そういって、渋谷の意識は消えた。その頬には涙が流れていた。

 

 

 

 

その後、エレベーターは復旧し、俺たちは助かった。渋谷も応急処置のおかげで医務室では簡単な治療を受ける程度で済んだ。だが、意識が戻るまで時間がかかりそうだったので俺はベッドの横の椅子に座っていた。

 

何というか、少し感情的になりすぎたな。とうの昔に捨て去った過去への思いが少しぶり返したようにも感じる。「友達になる」なんて事を自分から考えたのも言ったのも随分久しぶりなもんだ。全く、失った時の辛さを理解しているのに、バカらしいな。でも、これが、俺が本当に求めていたものに最も近いものだろう。

 

 

「……ん」

「起きたか、具合はどうだ」

「えっと…、そうか、エレベーターで…」

 

渋谷は状況を整理しだした。まあまともに思考できるなら大丈夫だろう。

 

「ねえ」

「なんだ?」

「寝顔、見た?」

「必死に介抱したんだからそれくらいの見返りがあってもいいだろ」

 

渋谷の顔が羞恥に染まっていく。今日一日でこいつのいろんな顔を見てきたが、一番感情むき出しだな。

 

「忘れて…。忘れないならあんたを殺して私も死ぬ」

 

すごく物騒な発言だな。

 

「わかった。忘れる。だから枕を投げようとするな。それ堅い奴だろ、意外と痛い奴だろ」

 

死にたくないので、忘れることにした。

その後、渋谷も元気になったので、俺たちは帰ることにした。結局VRは試遊出来なかったが、緊急事態だったし仕方ないな。

 

「あのさ」

 

渋谷の言葉に振り返る。

 

「……あ、あり…あり……」

「どういたしまして」

「ち、違う!このクズ!」

 

そう言った渋谷は、笑っているように見えた。

 




沢渡ひな (さわたり ひな)

1年B組 部活動 無所属 誕生日 2月12日

学力 A+ 知性 A+ 判断力 C 身体能力 D- 協調性 B-

ヒロイン。1年B組所属。主人公・望月武哉の同級生。
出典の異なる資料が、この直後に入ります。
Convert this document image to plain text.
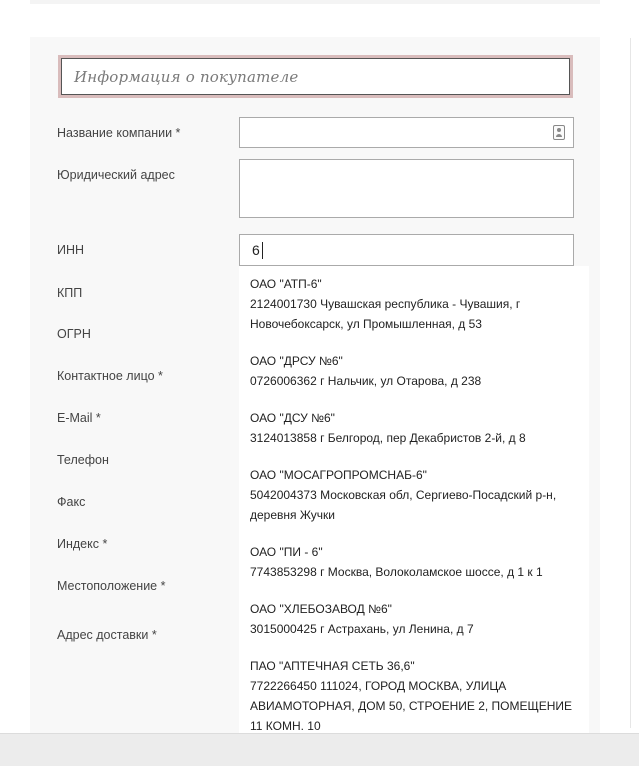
Информация о покупателе
Название компании *
Юридический адрес
ИНН	6
КПП
ОГРН
Контактное лицо *
E-Mail *
Телефон
Факс
Индекс *
Местоположение *
Адрес доставки *
ОАО "АТП-6"
2124001730 Чувашская республика - Чувашия, г Новочебоксарск, ул Промышленная, д 53
ОАО "ДРСУ №6"
0726006362 г Нальчик, ул Отарова, д 238
ОАО "ДСУ №6"
3124013858 г Белгород, пер Декабристов 2-й, д 8
ОАО "МОСАГРОПРОМСНАБ-6"
5042004373 Московская обл, Сергиево-Посадский р-н, деревня Жучки
ОАО "ПИ - 6"
7743853298 г Москва, Волоколамское шоссе, д 1 к 1
ОАО "ХЛЕБОЗАВОД №6"
3015000425 г Астрахань, ул Ленина, д 7
ПАО "АПТЕЧНАЯ СЕТЬ 36,6"
7722266450 111024, ГОРОД МОСКВА, УЛИЦА АВИАМОТОРНАЯ, ДОМ 50, СТРОЕНИЕ 2, ПОМЕЩЕНИЕ 11 КОМН. 10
高校の入学式に欠席した武哉の様子を見に来たことから、登下校を共にすることとなる
とても純粋な心の持ち主で、かなりチョロイン。自分とは違い、表情を全く変えない武哉に興味を抱く。
かなりの秀才で、入試は全科目満点、学年1位。だが、運動だけは平均以下。同じクラスの高松瑠璃とは小学校からの友人。